Rick Nelson wrote Garden Party after being booed off the stage at a Rock 'n Roll Revival concert at Madison Square Garden when he performed one of his new songs instead of one of his previous hits.
posted by SisterHavana at 10:58 AM on December 23, 2011


'Toad the Wet Sprocket' was a band name created by Monty Python for their sketch 'Rock Notes' - the group wanted to come up with a name so ridiculous no one would ever want to steal it, and that was the result. Flash forward to Santa Barbara, CA, when a group of nerdy teen boys formed a band, thought the name was great, and used it. Eric Idle said he nearly drove off the road when he heard a song by the band on the radio years later.
posted by AthenaPolias at 11:20 AM on December 23, 2011


I'm surprised that Ern Malley hasn't come up yet.
posted by N-stoff at 11:32 AM on December 23, 2011


A startup called Nosh might be having this problem with Jotly, right now.
posted by faster than a speeding bulette at 1:00 PM on December 23, 2011


Come to Daddy by Aphex Twin basically began life as a ridiculous parody of death metal. It ended up becoming one of his most popular songs.
posted by dephlogisticated at 1:47 AM on December 24, 2011


Above the entrance to the Max Euweplein in Amsterdam (near Leidseplein) the text "homo sapiens non urinat in ventum" (supposedly Latin for "a wise man does not piss against the wind") is shown. I seem to recall that it was put there by the architects after a conflict with the investors.

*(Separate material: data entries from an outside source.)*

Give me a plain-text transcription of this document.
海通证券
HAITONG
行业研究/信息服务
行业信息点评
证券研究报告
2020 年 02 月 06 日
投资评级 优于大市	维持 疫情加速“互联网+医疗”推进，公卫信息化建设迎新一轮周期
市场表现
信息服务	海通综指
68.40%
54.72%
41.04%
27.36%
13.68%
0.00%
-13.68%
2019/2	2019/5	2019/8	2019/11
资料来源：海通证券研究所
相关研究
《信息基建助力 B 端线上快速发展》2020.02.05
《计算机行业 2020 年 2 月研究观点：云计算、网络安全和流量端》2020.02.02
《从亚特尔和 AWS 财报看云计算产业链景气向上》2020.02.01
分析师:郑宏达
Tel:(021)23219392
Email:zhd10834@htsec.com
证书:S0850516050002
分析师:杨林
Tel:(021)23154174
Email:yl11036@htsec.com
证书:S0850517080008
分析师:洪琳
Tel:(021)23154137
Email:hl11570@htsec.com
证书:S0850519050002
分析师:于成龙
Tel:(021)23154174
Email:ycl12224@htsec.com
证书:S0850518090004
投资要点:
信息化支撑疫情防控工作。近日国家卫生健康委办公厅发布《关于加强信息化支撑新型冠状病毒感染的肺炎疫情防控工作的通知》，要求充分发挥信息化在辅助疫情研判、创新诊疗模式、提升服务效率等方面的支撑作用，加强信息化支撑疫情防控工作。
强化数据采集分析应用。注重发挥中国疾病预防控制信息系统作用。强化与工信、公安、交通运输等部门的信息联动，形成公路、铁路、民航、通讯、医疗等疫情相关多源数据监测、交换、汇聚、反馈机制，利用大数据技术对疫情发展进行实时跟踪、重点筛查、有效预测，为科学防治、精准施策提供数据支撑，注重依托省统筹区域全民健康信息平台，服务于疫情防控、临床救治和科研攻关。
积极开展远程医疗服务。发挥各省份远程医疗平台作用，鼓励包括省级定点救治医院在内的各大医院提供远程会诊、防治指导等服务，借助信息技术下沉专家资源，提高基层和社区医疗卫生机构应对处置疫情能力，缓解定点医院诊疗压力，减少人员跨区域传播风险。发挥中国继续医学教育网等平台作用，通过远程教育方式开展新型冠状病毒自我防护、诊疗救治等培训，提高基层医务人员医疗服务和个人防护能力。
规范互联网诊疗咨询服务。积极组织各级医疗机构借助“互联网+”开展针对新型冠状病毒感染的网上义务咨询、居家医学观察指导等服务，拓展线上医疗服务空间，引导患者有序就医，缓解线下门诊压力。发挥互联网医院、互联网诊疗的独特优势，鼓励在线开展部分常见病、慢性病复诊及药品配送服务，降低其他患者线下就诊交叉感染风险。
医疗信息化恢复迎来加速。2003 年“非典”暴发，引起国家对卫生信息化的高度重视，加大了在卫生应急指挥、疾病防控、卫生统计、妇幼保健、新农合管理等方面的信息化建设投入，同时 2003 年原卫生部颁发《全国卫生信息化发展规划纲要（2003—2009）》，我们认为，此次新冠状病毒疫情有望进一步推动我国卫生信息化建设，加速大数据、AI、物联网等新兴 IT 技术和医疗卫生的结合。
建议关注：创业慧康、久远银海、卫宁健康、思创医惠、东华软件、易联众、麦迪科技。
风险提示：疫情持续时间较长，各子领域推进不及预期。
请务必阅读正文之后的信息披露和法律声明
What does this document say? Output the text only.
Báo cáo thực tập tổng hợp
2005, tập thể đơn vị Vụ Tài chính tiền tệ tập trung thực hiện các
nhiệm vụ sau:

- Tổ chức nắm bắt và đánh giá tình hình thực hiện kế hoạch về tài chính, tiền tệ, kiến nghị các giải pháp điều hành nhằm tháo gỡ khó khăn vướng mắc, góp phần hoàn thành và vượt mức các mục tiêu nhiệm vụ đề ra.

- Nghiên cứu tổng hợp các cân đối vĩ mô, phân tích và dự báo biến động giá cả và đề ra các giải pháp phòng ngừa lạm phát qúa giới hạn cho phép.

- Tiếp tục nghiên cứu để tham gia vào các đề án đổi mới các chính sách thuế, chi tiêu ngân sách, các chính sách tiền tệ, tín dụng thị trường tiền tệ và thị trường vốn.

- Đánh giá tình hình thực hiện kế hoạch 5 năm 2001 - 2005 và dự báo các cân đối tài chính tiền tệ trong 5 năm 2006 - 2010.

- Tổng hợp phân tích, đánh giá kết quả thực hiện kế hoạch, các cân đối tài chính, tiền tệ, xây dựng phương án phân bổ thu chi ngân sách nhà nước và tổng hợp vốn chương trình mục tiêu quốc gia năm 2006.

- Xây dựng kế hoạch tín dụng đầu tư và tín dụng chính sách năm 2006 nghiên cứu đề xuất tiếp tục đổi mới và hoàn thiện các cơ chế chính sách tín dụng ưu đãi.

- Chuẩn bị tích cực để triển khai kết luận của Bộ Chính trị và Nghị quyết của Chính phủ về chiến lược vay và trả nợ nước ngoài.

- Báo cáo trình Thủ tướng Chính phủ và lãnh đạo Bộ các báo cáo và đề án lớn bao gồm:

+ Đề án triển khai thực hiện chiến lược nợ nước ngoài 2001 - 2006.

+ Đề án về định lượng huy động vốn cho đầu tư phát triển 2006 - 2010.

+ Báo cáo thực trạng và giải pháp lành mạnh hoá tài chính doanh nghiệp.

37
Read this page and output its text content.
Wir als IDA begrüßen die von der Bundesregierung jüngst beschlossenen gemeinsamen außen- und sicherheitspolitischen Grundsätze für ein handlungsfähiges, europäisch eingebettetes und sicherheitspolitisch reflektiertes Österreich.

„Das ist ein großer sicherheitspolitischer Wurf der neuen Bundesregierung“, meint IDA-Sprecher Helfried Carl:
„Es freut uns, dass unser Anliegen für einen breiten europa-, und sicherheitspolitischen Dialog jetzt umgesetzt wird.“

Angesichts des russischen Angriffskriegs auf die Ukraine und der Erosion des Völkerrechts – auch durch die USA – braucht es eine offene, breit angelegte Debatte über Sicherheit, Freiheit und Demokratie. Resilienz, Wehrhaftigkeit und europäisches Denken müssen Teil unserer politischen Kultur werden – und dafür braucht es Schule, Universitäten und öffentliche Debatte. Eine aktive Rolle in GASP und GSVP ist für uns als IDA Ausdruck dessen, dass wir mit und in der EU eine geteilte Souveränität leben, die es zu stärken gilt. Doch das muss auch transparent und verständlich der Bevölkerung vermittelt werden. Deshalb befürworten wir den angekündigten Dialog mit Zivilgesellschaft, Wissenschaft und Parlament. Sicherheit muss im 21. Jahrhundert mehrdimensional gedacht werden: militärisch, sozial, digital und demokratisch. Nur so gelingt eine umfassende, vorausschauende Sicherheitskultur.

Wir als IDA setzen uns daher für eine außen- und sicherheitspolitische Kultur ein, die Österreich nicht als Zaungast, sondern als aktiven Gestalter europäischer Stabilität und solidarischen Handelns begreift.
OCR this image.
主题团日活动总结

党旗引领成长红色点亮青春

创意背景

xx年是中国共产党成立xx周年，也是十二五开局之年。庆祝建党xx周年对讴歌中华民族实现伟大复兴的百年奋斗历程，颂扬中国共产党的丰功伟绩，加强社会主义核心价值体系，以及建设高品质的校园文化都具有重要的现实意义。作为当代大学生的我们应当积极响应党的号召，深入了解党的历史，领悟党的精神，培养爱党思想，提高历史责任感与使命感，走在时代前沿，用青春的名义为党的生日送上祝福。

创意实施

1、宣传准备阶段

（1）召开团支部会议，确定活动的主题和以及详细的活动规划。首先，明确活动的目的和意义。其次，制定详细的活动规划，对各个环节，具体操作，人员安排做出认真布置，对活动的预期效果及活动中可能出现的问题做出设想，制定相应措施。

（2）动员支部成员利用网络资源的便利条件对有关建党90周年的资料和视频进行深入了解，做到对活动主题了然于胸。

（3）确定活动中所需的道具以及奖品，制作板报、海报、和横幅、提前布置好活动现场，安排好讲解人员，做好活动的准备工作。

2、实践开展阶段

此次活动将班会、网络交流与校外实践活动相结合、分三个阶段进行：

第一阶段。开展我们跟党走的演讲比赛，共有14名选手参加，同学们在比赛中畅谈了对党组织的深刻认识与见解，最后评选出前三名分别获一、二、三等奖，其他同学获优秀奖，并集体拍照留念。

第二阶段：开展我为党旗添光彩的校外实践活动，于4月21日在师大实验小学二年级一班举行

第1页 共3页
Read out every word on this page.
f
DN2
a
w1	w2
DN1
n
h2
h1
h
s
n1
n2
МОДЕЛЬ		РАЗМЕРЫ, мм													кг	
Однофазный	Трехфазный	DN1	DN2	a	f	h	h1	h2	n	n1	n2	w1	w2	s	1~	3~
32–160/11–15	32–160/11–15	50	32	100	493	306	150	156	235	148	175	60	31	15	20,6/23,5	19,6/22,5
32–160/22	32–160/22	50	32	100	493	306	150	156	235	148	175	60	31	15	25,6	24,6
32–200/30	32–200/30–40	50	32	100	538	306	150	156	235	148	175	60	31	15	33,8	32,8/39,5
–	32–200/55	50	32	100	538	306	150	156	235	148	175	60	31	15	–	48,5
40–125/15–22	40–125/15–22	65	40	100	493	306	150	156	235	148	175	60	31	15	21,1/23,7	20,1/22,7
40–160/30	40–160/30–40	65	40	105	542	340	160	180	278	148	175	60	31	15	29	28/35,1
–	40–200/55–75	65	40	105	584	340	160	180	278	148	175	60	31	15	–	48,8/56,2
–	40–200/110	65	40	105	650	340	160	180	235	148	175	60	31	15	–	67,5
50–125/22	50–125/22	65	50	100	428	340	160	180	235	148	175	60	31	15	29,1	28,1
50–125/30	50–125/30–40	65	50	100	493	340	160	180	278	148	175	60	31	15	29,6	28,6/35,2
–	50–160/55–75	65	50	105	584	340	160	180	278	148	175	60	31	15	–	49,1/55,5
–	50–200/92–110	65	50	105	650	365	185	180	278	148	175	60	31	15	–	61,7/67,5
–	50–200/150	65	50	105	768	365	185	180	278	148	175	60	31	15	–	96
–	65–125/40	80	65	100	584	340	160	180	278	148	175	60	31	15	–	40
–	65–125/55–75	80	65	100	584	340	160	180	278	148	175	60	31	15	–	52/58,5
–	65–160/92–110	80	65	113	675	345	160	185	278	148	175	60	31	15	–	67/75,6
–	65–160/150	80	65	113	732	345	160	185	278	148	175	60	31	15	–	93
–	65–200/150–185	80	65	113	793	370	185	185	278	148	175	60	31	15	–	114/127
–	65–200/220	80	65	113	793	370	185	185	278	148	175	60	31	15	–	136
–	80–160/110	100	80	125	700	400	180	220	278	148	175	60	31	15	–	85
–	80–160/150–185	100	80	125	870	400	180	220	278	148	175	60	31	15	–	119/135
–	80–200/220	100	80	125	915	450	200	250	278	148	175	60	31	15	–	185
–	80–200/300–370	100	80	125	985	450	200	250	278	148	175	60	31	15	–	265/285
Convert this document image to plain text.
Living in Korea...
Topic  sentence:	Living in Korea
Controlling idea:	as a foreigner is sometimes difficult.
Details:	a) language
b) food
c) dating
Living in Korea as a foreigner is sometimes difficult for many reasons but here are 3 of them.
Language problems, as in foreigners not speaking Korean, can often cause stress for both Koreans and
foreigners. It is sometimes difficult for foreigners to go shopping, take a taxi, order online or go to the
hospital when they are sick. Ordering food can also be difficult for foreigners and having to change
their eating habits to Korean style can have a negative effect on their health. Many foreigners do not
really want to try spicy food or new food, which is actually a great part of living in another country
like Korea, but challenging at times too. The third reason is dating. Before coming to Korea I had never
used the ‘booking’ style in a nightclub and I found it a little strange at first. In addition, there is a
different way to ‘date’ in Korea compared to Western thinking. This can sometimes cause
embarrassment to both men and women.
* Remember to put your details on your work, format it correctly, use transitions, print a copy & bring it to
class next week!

As far as I can remember the inscription originally consisted of large gold-coloured metal letters that have since been removed, but as the linked image shows the indentations are still visible.
posted by rjs at 4:09 AM on December 24, 2011


Fight Club:
The original "pillow talk"-scene had Marla saying "I want to have your abortion". When this was objected to by Fox 2000 Pictures President of Production Laura Ziskin, David Fincher said he would change it on the proviso that the new line couldn't be cut. Ziskin agreed and Fincher wrote the replacement line, "I haven't been fucked like that since grade school". When Ziskin saw the new line, she was even more outraged and asked for the original line to be put back, but, as per their deal, Fincher refused.
posted by chazlarson at 6:52 AM on December 24, 2011


DC Comics' Lobo character was meant to be a parody of Marvel's Wolverine, but became popular in his own right.
posted by kimota at 8:54 AM on December 24, 2011


Ted's band, from Scrubs, was hated by the network executives after it was first featured. Show creator Bill Lawrence kept bringing them in as fuck you to the network. Though they were an existing band before the show, it's undoubtedly propelled them to a much larger cult following.
posted by ElfWord at 10:38 AM on December 29, 2011


Late to this party - but there's also Monty Python's Contractual Obligations Album.